Les sondages d’opinion publique publiés par FiveThirtyEight indiquent que 48% des Américains croient que le président Trump devrait être mis en accusation, comprenant 84% de démocrates et 11% de républicains. Cependant, le président a un groupe de partisans qui s’opposent à toutes tentatives pour le démettre de ses fonctions. Les résultats publiés le 21 octobre 2019, par le Public Religion Research Institute, ont révélé que 99% des chrétiens évangéliques blancs ne croient pas que M. Trump devrait être mis en accusation.

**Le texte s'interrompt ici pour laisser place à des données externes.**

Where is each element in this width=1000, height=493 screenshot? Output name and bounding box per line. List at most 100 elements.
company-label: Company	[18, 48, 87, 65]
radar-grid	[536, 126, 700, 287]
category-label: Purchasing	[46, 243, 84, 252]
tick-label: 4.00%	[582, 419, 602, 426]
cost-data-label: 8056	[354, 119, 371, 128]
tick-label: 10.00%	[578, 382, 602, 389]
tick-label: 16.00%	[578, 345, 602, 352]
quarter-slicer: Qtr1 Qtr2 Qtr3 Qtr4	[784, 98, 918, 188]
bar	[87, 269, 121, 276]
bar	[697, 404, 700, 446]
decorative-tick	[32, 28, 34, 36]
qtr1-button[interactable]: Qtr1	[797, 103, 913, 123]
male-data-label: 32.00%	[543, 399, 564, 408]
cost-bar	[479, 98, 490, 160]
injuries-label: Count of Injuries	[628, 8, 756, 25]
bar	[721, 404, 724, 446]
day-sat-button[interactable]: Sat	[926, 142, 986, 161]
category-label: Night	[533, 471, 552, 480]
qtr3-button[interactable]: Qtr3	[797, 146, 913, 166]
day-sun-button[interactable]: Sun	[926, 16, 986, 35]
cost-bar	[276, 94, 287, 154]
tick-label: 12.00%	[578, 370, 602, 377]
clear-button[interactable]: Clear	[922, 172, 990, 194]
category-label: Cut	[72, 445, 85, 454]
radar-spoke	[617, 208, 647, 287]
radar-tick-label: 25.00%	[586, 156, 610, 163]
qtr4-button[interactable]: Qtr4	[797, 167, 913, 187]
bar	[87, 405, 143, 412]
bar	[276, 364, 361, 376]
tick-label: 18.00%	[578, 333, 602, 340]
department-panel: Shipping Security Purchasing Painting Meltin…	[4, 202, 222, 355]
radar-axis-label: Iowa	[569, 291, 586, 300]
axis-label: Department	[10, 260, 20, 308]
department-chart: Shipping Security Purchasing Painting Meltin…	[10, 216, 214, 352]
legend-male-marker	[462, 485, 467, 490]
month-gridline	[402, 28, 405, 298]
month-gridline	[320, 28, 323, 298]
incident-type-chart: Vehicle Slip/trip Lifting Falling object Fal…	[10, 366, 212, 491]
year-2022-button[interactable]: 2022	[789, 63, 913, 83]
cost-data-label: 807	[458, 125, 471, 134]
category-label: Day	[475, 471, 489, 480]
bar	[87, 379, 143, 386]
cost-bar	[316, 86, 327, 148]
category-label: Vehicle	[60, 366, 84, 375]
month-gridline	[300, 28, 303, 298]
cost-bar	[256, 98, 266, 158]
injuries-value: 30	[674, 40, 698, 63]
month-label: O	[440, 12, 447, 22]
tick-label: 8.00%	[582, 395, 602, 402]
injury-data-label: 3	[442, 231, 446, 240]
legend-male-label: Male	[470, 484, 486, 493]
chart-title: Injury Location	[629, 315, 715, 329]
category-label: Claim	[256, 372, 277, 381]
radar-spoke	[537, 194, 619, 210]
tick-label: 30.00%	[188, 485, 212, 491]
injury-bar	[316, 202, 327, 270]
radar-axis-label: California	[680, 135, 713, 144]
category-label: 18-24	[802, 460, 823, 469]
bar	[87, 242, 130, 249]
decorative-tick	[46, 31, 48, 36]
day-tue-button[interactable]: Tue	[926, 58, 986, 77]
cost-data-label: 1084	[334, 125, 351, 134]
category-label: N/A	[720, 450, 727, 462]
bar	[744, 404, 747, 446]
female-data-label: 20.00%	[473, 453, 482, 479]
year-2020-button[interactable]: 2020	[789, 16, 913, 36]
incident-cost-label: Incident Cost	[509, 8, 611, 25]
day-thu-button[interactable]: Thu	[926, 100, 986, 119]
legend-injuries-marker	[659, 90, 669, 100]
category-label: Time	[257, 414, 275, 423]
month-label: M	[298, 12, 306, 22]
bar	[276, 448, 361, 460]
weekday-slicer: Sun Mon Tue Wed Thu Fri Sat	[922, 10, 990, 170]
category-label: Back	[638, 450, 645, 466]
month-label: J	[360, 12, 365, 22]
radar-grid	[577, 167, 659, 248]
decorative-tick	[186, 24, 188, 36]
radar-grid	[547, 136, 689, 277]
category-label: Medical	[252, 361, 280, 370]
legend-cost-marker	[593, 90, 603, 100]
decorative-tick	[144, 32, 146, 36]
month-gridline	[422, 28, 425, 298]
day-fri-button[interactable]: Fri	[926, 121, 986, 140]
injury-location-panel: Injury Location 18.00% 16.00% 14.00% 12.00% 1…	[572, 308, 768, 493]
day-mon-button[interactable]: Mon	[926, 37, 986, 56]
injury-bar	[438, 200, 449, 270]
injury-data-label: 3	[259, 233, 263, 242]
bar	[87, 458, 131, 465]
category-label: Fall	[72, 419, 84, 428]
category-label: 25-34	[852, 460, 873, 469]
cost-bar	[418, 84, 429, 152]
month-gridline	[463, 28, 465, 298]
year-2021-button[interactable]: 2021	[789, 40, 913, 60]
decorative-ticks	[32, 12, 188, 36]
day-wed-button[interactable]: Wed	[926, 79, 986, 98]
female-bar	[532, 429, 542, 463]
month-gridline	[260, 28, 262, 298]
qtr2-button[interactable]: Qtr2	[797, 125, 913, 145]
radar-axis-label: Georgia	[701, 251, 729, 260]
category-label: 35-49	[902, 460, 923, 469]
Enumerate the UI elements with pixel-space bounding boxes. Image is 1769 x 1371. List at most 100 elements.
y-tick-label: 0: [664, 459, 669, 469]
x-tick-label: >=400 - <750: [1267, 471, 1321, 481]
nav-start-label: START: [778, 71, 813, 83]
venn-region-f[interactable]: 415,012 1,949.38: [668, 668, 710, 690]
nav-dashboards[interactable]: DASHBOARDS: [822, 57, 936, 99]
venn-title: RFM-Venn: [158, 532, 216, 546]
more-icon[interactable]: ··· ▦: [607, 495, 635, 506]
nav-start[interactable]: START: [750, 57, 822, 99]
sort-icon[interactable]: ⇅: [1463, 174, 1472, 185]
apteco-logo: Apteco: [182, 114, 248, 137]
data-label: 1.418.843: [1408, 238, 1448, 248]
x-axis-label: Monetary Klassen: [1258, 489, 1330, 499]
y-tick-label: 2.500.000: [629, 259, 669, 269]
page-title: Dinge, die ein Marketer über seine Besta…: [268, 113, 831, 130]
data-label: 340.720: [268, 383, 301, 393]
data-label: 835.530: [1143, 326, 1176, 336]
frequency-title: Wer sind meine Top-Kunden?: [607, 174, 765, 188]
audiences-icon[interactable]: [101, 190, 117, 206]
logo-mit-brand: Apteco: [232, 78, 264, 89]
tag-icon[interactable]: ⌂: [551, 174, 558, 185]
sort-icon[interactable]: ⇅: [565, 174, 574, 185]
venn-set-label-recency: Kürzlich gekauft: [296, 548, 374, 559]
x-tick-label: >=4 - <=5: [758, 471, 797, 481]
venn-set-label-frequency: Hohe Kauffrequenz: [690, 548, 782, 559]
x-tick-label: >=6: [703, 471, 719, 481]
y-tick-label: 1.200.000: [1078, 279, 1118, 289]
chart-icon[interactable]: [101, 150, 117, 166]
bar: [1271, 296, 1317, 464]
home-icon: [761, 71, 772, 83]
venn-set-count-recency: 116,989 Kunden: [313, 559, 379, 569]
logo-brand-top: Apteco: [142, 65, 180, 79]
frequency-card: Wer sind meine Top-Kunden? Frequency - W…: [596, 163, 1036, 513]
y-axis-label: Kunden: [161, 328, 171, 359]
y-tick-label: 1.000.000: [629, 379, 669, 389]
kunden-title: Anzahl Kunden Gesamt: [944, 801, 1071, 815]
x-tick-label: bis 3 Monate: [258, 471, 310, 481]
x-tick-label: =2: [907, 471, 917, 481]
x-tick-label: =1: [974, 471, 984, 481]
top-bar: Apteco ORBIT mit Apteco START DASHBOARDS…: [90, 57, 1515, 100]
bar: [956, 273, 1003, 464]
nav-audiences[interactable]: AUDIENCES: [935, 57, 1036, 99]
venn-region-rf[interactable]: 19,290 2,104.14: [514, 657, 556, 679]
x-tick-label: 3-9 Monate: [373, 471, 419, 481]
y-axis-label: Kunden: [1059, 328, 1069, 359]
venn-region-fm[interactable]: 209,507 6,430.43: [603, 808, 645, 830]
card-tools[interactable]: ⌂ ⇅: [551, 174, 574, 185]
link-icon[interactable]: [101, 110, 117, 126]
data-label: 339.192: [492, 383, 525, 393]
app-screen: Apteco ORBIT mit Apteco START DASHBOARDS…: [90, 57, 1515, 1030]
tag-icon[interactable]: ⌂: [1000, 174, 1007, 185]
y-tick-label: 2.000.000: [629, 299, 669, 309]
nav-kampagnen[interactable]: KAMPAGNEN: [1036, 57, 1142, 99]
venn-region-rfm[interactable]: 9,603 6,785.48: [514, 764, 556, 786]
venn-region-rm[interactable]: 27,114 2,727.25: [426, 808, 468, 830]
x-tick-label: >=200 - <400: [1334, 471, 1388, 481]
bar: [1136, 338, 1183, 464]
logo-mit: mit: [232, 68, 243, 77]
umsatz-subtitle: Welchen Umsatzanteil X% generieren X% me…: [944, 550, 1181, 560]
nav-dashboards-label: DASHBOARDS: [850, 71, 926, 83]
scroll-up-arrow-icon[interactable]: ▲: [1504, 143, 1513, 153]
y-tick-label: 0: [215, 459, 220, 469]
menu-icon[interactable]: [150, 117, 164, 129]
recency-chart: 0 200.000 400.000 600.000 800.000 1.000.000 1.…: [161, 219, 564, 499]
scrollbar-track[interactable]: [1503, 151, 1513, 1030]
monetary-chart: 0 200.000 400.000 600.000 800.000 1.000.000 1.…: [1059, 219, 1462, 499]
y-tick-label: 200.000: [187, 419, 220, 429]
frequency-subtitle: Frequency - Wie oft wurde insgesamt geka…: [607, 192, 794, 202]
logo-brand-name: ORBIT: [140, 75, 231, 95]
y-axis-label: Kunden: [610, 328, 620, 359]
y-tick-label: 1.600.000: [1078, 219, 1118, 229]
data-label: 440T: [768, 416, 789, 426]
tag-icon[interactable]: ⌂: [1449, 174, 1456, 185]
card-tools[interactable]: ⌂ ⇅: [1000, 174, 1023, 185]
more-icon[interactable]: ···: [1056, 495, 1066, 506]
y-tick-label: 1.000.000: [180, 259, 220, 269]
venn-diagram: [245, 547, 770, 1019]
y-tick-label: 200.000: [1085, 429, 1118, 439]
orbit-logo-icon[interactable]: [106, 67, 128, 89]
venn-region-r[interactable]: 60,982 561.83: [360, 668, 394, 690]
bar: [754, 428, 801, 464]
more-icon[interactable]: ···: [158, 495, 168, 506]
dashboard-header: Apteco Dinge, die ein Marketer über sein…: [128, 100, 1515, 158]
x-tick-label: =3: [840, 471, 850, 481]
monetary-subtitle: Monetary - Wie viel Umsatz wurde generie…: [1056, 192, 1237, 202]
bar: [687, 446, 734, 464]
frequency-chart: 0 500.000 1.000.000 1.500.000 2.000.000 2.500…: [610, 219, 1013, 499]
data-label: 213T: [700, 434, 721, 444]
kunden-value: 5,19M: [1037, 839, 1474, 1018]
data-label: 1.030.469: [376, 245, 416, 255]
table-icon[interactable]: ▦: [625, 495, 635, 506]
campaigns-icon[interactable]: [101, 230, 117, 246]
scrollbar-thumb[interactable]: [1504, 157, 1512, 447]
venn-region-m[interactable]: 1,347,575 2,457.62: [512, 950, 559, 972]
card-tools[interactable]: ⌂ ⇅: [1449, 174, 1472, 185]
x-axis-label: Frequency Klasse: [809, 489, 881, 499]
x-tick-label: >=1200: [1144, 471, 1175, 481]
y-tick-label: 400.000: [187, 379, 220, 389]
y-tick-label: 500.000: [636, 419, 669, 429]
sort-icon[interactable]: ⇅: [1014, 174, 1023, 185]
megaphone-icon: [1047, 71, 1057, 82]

Durant l’élection présidentielle de 2016, 81% des électeurs évangéliques blancs ont voté pour Donald Trump. Cela signifie qu’ils représentent près de la moitié (plus de 29 millions) des sympathisants du président Trump.

Interrogé sur la façon dont les chrétiens évangéliques réagissent à la mise en accusation, le pasteur de Dallas, Robert Jeffress, a déclaré à Fox & Friends : « Écoutez, je ne prétends pas parler pour tous les évangéliques, mais cette semaine, j’ai parcouru le pays et j’ai littéralement parlé à des milliers et des milliers de chrétiens évangéliques. Je ne les ai jamais vus plus en colère contre cette tentative pour illégitimement démettre ce président de ses fonctions, annuler les élections de 2016, et annuler les votes de millions d’évangéliques avec cette procédure... Et je tiens à faire cette prédiction ce matin : Si les démocrates réussissent à démettre le président de ses fonctions, je crains que cela ne provoque une fracture semblable à une guerre civile dans cette nation dont ce pays ne guérira jamais » (29 septembre 2019).

Le président Trump a tweeté l’avertissement de Jeffress. Un mois plus tard, il a rencontré 25 dirigeants évangéliques qui ont prié avec lui à la Maison Blanche. Ces chefs religieux ont assuré M. Trump que les évangéliques à travers l’Amérique le soutiennent. Dans une année électorale amère, le président Trump est certain de courtiser sa base évangélique pour avoir du soutien.

Une maison divisée

Jésus-Christ a averti : « Tout royaume divisé contre lui-même est dévasté, et toute ville ou maison divisée contre elle-même ne peut subsister » (Matthieu 12 : 25).

L’Amérique ne peut se permettre d’ignorer cet avertissement sérieux.

Les démocrates pensent qu’ils doivent faire tout ce qu’il faut pour faire tomber le président. Sont-ils, en réalité, en train de faire tomber l’Amérique elle-même ? Beaucoup de républicains et de chrétiens évangéliques prient pour que Dieu sauve la nation, mais Dieu répond-Il à ces prières ?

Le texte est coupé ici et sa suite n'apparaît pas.